If you want to try an unusual way of writing a book, why not write your novel from the middle like James Scott Bell.
James Scott Bell is the author of the bestseller for writers, Plot & Structure, and numerous thrillers, including, Romeo’s Rules, and Don’t Leave Me. He has also self-published in a variety of forms.
In this post, we look at how to write your novel from the middle like James Scott Bell.
He writes: ‘Some writers start at the beginning and let the story unfold without a plan. They are called pantsers, because they write by the seat of the pants. Other writers plan and outline and know the ending before they start. These are the plotters. The two sides never seem to agree with each other on the best approach. But what if it’s not the beginning or the end that is the key to a successful book? What if, amazing as it may seem, the place to begin writing your novel is in the very middle of the story?’
Bell was so inspired that he even wrote a book about this method titled Write Your Novel From The Middle
Why Write Your Novel From The Middle?
Bell decided to research the midpoint of a work of a fiction. He took some of his favourite books and films and looked at their middles.
In a post for Writers Helping Writers, he says: ‘What I discovered was that the true midpoint was not a scene at all—it was a moment within a scene. And that very moment, if properly rendered, clarified the entire story. It’s about the lead character, taking a long, hard look at himself (as in a mirror). He asks, Who am I? What have I become? Who am I supposed to be?’
Here are three examples from various interviews with Bell:
- In the middle of the classic film Casablanca, Ilsa comes to Rick after closing time, to explain about why she left him. He’s drunk, and basically calls her a whore. She cries and leaves. And Rick buries his head in his hands. The rest of the film is about what kind of man Rick will be.
- In the middle of Gone With the Wind, Scarlett looks at herself and wonders what will become of her and Tara. What must she do to save her way of life? She makes the decision right there that she will do whatever it takes. She becomes a doer, not a victim.
- In the middle of The Hunger Games, Katniss accepts that she’s going die. She states it plainly, right in the middle of the book. She prepares herself for death, but then gets a chance to fight on.
The Mirror Moment
Bell says that while researching the midpoint of a novel, he found that the true middle of a novel is not a scene, but a moment in a scene that reveals the heart of a story. It is an ‘Aha’ moment when the character is forced to look at himself or herself.
He calls it the ‘mirror moment’ – that moment when you look at yourself in a mirror and see who you are at a specific time.

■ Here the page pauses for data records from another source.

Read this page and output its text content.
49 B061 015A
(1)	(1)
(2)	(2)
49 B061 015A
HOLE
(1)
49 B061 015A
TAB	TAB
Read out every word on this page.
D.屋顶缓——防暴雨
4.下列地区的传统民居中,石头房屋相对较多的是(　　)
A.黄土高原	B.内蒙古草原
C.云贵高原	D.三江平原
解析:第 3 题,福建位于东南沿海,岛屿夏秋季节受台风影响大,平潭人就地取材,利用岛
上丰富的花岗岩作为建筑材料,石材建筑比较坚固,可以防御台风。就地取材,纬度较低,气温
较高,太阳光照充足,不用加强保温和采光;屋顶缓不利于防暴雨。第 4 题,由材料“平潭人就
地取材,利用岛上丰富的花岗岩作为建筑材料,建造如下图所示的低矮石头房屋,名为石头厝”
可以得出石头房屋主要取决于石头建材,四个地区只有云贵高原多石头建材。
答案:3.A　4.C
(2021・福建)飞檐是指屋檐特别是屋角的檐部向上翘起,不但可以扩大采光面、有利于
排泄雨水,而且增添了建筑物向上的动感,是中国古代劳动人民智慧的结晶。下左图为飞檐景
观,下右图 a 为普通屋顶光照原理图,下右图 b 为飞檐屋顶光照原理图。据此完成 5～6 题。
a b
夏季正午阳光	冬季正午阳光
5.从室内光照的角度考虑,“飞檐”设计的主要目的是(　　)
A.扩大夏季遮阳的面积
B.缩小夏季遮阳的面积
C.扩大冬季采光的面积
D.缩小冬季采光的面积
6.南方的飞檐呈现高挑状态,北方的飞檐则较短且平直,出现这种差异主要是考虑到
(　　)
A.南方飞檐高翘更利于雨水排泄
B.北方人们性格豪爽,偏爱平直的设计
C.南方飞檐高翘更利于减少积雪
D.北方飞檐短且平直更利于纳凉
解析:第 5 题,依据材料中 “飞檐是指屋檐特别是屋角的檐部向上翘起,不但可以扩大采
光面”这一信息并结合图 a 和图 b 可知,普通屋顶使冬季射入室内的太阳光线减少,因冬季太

The character is forced to face themselves and ask some difficult questions about where they are, who they’ve become, where they’re going, and how they ended up there. They can even question whether they will live or die.
Most writers do not create this moment intentionally, but if you do, you could make your life easier. It offers a place where you can look both forward and backward and give you a starting point you never imagined existed.